ISSCC To Highlight Future Chip Advancements
The 2016 IEEE international Solid-State Circuits Conference (ISSCC) will kick off Jan. 31 in San Francisco, CA, and technology giants will present papers describing the latest advancements - Samsung's and Intel's 10nm process technology, 3-D chip stacks, dense memories a 10-core SoC for mobiles, and more. According to the ISSCC program, Samsung will detail advances in DRAM and flash memory chips as well as a 128Mbit embedded SRAM made in a 10nm FinFET technology. ISSCC says the device has "the smallest [SRAM] bitcells to date," measuring 0.040µm for a high density (HD) and 0.049µm for a high current (HC) version. The designs sport "integrated assist circuitry that improves Vmin for the HD and HC bitcells by 130mV and 80mV, respectively."
TSMC, one of Samsung’s closest rivals in chip making, announced its 10nm process announced earlier this year. The Taiwan foundry is said to be gearing up the process to make the SoC inside Apple’s next-generation iPhone.
Intel as pushed back initial plans to make10nm chips, citing the increasing costs and complexity given delays in next-generation lithography needed to draw the finest lines. William M. Holt, general manager of Intel’s manufacturing group, will give a keynote entitled, "Moore’s Law: A Path Forward."
Besides describing Intel’s current 14nm process, the "talk will also discuss some leading technology options on the horizon beyond CMOS and their potential design benefits in advancing Moore’s Law well into the future. Novel 3D heterogeneous integration schemes and new memory technologies will be discussed for their potential in optimizing the memory hierarchy and addressing bandwidth challenges in processor performance and power," according to the ISSCC materials.
Besides squeezing more transoistors into to chip, an alternative way to to gain performance or lower power is to use 3-D stacks.
Samsung will describe a stack of up to eight DRAM chips that delivers bandwidth of 307 Gbits/s. Samsung put a phase-lock loop on the 20nm chip to ease testing of the device. To lower heat, it uses "an adaptive refresh scheme considering the [chip’s] temperature distribution," the paper description said.

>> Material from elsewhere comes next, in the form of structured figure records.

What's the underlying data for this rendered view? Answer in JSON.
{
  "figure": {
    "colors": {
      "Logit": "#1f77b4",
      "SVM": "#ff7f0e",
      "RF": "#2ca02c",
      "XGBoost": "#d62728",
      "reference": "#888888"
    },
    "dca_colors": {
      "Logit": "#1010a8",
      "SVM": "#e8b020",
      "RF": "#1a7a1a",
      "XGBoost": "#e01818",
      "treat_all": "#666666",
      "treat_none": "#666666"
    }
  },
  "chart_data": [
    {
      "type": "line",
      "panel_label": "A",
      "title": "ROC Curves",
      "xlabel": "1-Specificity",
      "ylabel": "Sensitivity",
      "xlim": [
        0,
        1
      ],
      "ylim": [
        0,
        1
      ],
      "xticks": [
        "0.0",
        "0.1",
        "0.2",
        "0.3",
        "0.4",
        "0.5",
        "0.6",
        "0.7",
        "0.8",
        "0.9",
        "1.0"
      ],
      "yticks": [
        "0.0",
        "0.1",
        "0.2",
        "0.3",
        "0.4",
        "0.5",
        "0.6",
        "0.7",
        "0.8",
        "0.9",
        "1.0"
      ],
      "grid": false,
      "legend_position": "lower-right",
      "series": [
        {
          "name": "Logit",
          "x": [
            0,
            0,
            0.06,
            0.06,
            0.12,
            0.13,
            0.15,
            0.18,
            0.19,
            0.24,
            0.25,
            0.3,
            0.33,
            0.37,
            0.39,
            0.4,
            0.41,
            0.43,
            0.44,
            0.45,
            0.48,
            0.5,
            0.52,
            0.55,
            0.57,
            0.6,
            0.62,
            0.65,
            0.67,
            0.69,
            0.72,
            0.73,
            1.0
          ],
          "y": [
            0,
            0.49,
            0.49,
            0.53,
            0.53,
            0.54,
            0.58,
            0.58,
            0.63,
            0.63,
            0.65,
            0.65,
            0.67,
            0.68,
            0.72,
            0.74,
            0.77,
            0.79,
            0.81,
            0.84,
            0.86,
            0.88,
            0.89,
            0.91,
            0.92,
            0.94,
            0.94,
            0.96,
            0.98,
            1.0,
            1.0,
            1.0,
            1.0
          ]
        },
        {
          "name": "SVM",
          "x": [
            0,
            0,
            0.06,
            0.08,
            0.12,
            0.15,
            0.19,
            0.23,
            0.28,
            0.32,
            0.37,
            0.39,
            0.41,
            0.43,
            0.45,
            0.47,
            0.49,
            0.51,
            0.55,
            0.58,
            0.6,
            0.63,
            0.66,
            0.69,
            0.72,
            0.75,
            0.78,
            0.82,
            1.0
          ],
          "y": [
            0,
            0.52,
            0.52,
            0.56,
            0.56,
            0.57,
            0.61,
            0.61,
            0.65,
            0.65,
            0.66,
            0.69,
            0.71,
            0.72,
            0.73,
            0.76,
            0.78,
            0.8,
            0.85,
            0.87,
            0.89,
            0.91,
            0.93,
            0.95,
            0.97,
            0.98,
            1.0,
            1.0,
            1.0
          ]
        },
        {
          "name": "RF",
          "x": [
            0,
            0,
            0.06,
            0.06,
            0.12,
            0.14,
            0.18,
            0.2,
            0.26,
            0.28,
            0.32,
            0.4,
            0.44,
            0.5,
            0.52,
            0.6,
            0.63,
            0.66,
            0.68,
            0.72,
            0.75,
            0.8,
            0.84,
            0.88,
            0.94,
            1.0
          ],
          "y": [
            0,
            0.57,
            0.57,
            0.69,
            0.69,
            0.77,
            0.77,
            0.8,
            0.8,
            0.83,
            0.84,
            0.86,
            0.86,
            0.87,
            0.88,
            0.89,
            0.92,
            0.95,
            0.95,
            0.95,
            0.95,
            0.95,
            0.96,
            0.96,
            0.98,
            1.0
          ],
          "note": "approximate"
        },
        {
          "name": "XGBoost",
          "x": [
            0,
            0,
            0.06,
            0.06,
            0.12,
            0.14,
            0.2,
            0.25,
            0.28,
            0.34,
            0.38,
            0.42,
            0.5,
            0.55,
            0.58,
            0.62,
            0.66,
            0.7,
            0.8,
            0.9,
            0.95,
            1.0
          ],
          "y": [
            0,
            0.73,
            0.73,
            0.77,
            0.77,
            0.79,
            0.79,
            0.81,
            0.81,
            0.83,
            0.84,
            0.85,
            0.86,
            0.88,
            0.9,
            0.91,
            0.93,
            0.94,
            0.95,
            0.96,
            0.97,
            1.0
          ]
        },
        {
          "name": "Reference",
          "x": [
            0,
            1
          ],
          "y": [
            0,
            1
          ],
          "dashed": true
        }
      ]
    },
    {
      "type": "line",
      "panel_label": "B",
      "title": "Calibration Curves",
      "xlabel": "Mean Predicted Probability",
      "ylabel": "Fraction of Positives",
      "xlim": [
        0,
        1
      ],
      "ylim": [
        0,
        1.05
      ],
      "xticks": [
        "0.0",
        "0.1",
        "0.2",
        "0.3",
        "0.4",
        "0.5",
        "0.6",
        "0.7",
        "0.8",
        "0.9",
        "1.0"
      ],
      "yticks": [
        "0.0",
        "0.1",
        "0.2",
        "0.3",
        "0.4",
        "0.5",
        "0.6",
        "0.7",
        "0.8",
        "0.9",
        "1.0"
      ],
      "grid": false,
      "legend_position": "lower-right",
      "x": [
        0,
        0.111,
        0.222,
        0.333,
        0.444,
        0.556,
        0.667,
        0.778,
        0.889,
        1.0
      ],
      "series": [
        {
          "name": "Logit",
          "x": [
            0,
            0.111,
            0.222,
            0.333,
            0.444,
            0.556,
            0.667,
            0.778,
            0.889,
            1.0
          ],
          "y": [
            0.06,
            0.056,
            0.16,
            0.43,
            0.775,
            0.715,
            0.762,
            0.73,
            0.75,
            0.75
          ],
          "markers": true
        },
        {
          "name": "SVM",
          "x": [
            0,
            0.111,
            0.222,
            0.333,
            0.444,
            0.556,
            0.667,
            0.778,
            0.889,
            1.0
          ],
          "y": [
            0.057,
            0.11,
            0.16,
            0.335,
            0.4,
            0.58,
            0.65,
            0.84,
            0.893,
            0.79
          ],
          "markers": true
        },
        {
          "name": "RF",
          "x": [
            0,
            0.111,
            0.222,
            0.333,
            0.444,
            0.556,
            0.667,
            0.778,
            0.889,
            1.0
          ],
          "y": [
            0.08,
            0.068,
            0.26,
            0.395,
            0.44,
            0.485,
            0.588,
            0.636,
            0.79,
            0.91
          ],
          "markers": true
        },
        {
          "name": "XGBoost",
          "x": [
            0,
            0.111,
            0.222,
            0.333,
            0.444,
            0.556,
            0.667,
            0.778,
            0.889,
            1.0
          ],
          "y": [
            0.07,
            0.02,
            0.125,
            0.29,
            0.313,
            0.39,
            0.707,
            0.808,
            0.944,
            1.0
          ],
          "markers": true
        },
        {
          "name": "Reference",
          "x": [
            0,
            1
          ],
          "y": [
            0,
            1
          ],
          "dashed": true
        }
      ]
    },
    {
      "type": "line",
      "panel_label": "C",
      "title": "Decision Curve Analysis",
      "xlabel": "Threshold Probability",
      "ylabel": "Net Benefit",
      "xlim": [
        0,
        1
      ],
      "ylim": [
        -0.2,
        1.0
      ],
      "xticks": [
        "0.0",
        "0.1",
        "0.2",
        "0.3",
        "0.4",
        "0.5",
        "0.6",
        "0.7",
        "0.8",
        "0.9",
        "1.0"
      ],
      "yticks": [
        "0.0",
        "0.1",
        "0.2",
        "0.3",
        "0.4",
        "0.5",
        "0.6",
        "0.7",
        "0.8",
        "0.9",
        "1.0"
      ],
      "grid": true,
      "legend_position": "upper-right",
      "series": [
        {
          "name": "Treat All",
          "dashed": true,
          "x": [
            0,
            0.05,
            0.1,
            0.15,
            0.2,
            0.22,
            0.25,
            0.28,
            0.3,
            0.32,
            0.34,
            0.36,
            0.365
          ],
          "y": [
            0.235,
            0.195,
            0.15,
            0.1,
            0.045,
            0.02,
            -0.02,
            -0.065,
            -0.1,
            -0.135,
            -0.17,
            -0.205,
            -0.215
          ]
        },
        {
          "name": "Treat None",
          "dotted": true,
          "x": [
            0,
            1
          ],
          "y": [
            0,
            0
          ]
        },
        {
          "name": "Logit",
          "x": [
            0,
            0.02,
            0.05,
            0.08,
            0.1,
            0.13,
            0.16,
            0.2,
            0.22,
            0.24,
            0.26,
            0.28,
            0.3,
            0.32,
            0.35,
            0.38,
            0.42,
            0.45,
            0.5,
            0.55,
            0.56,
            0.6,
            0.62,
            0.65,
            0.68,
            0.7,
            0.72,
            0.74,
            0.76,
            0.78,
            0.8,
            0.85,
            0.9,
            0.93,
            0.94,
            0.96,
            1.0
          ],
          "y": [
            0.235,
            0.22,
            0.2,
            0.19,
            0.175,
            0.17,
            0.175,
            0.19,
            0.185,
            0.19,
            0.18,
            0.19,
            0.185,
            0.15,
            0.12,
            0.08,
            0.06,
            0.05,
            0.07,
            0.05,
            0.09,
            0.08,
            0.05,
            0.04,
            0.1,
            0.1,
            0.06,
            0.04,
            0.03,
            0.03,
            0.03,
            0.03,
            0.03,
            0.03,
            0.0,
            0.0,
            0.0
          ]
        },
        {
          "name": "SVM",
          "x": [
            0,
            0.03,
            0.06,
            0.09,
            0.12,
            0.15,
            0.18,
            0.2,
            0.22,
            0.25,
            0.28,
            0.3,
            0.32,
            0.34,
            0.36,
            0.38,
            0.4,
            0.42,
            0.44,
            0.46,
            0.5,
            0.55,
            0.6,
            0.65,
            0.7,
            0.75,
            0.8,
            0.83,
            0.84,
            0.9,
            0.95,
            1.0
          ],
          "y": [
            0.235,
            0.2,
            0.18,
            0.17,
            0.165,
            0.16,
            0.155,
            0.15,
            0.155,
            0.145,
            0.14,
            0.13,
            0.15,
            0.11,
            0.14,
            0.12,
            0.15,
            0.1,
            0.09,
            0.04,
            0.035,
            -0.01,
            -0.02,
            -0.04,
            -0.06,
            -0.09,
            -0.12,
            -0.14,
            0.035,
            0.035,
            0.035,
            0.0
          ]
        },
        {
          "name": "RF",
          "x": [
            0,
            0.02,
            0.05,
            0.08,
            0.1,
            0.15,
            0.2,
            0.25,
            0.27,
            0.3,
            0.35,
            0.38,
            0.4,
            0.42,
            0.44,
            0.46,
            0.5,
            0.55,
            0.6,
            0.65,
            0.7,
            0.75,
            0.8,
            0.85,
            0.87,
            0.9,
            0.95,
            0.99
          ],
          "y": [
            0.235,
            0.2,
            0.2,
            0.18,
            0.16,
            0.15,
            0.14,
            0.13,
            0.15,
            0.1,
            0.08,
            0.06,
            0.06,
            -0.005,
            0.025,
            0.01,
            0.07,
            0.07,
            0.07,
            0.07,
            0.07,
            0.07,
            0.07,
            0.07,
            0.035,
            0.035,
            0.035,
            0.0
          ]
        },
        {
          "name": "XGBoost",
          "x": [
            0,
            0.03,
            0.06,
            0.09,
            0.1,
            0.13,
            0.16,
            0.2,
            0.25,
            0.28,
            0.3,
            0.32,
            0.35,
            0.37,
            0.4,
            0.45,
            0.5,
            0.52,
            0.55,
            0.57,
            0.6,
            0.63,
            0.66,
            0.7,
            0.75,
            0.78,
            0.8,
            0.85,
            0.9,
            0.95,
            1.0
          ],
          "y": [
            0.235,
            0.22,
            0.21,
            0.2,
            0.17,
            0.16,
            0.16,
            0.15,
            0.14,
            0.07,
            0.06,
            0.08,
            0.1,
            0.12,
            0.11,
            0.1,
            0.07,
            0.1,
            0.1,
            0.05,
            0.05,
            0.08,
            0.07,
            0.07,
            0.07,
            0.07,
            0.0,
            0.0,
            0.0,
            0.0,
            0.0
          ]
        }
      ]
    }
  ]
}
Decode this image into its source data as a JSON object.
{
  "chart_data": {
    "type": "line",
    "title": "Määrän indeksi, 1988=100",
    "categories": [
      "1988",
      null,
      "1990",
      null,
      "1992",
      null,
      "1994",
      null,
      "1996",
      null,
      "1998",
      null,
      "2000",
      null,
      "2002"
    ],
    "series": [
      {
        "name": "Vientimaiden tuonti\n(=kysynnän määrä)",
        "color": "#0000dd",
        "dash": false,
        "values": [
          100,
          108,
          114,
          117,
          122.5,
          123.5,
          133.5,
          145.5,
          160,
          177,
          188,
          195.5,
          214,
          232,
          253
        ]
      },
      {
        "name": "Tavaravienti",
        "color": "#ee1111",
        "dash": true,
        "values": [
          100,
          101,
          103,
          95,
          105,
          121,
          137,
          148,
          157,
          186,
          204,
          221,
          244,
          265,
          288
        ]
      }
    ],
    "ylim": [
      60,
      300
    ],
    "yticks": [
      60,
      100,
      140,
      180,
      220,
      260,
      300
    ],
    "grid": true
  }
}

South Korean SK Hynix will show a DRAM stack delivering 256 Gbit/s. The chip handles "command decoding and bias generation for the memory core…[at the] logic base-layer of the stack" instead of at the memory layer as in previous designs. In addition, it uses "small swing signaling on the heavily loaded [3-D interconnect] to reduce power for driving the interconnects."
Such dense memory chips will "enable high performance computing, accelerators and small form factor graphics cards," said ISSCC organizers.
A separate Samsung paper will describe a 256-Gbit flash chip storing three bits per cell and using an on-die stack of 48 cell layers.
Micron will describe a 768-Gbit flash chip with a 64KB page buffer in 179.2mm2 die area. It "achieves the highest density NAND flash memory by placing the peripheral circuits under the array."
Taiwanese Mediatek will present the "industry’s first tri-cluster, 10-core CPU, featuring three ARMv8a CPU clusters optimized for 1.4GHz, 2.0GHz, and 2.5GHz operation in a 20nm metal-gate process. Compared to dual-cluster CPUs, the addition of a third cluster provides 40% higher overall performance with 40% improved power efficiency," the program said.